Connecticut may soon join a growing list of states that have legalized recreational marijuana.
The Connecticut General Assembly is currently considering several proposals regarding marijuana usage in the state — two authorizing and regulating the retail sale of marijuana and the other establishing a “cannabis equity policy.” The bills are now under review by separate legislative committees. The committees held separate public hearings on the ramifications of legalization on March 22.
“[Cannabis prohibition] has been just as much of a failure as America’s short-lived experiment with alcohol prohibition,” said Senate President Pro Tempore Martin Looney, D-New Haven, during one of the hearings. “It is time we take the rational, common-sense approach to cannabis, as we did with alcohol: regulating and taxing it.”
Looney also cited a 2017 Sacred Heart poll that indicated that 71 percent of Connecticut residents support decriminalizing recreational marijuana use.
The first bill, which has 40 cosponsors, was referred in January to the Joint Committee on Finance, Revenue, and Bonding. The cannabis equity bill was introduced in the upper house by Sen. Gary Winfield, D-New Haven, and was referred to the Joint Committee on Judiciary.

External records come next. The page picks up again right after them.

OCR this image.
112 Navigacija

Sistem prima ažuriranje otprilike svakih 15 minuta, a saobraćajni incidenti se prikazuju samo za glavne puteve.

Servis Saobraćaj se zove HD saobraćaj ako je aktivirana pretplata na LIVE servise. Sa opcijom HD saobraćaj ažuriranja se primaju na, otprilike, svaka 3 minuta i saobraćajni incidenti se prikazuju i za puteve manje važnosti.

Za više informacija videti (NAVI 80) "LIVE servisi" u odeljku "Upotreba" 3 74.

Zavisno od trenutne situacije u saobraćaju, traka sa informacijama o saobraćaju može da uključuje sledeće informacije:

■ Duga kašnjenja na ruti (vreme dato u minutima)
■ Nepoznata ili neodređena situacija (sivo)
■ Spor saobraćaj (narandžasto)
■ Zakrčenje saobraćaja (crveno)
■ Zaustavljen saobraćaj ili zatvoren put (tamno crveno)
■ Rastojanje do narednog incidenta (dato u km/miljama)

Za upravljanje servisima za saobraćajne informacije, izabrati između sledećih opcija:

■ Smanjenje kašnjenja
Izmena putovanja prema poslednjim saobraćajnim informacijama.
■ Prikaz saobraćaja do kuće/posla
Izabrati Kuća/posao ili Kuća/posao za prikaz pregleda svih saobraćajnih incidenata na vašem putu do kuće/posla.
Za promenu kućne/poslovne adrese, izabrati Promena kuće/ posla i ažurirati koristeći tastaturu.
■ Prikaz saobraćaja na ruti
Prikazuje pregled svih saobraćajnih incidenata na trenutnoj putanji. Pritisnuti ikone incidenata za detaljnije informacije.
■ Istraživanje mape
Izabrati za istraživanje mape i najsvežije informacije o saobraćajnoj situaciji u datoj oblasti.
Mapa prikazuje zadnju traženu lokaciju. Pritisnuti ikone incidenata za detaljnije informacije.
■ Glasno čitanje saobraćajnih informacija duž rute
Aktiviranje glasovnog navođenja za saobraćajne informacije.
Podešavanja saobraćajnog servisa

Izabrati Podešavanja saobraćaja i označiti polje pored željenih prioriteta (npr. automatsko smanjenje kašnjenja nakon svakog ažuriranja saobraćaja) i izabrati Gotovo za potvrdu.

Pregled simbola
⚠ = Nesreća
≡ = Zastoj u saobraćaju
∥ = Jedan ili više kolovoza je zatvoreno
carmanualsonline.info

The third bill, which decriminalizes cannabis sales to adults 21 years and up.
That last bill would also create a five-member, governor-appointed Cannabis Commission within the Department of Consumer Protection and would provide a budget of at least $500,000 annually for outreach to communities disproportionately harmed by the longstanding prohibition on the drug.
The bill also requires cannabis and cannabis products to be accompanied by a scientifically accurate warning handout or label, which would warn about driving under the influence, cannabis-use disorder and groups at special risk from marijuana use, such as young adults and pregnant people.
Gov. Ned Lamont SOM ’80 has thrown his support behind marijuana legalization, citing its potential as a source of tax revenue and a way to regulate a potentially dangerous market.
“Legalizing recreational marijuana like our neighbors will make for a safer market that will be carefully regulated and taxed,” Lamont said in his budget address on Feb. 20.
In his address, Lamont also endorsed using sports betting and internet wagering as new revenue sources. The governor’s proposed budget itself does not mention potential revenue from recreational marijuana but does allot $190,000 more to the Department of Consumer Protection for — among other industries — the “regulation and enforcement of palliative use of marijuana.”
The state’s nonpartisan fiscal office estimates that using a model similar to Massachusetts’, the state could generate more than $30 million annually. Some legalization advocates, however, have estimated that revenue could total up to $180 million per year.
Winfield — the author of the state Senate cannabis equity bill — stressed the importance of correcting past inequalities in drug-use law enforcement in the process of legalization.
“Part of our job is to ensure that those who have been most impacted by the war on drugs are not left behind in this conversation, and instead are at the center of it,” Winfield said in a statement on March 14.
Winfield proposed expunging the criminal records for those with cannabis convictions and sending significant portions of tax revenue from marijuana back to urban communities “that bore the brunt of the unjust war on drugs.”
According to the American Civil Liberties Union, white and black Americans are about as likely to use marijuana, yet black Americans are 3.73 times more likely to be arrested for marijuana possession. Of the 8.2 million marijuana arrests made between 2001 and 2010, around 88 percent were for marijuana possession rather than dealing or other drug-related crimes.
Nevertheless, some concerns with the bill remain. Three of Connecticut’s biggest employers — Electric Boat Shipyard, Sikorsky Aircraft and United Technologies Corporation — voiced apprehension about federal regulations that require that their employees do not use or possess cannabis in order to maintain their security clearances.
Several residents spoke at the public hearings on March 22 to express concerns about the health ramifications of marijuana use and the influence that “big pharma” could have on the budding industry.
Yale Students for Common Sense Drug Policy Vice President Nina Bernick ’21 acknowledged the detrimental effects of marijuana use but nevertheless supported measures to legalize it.
“Yes, marijuana is not good for you,” Bernick told the News. “But people are going to use it anyway. We want to ensure that marijuana is safe and regulated, and we must end the disproportionate incarceration of people of color.”
Ten states have decriminalized recreational marijuana use.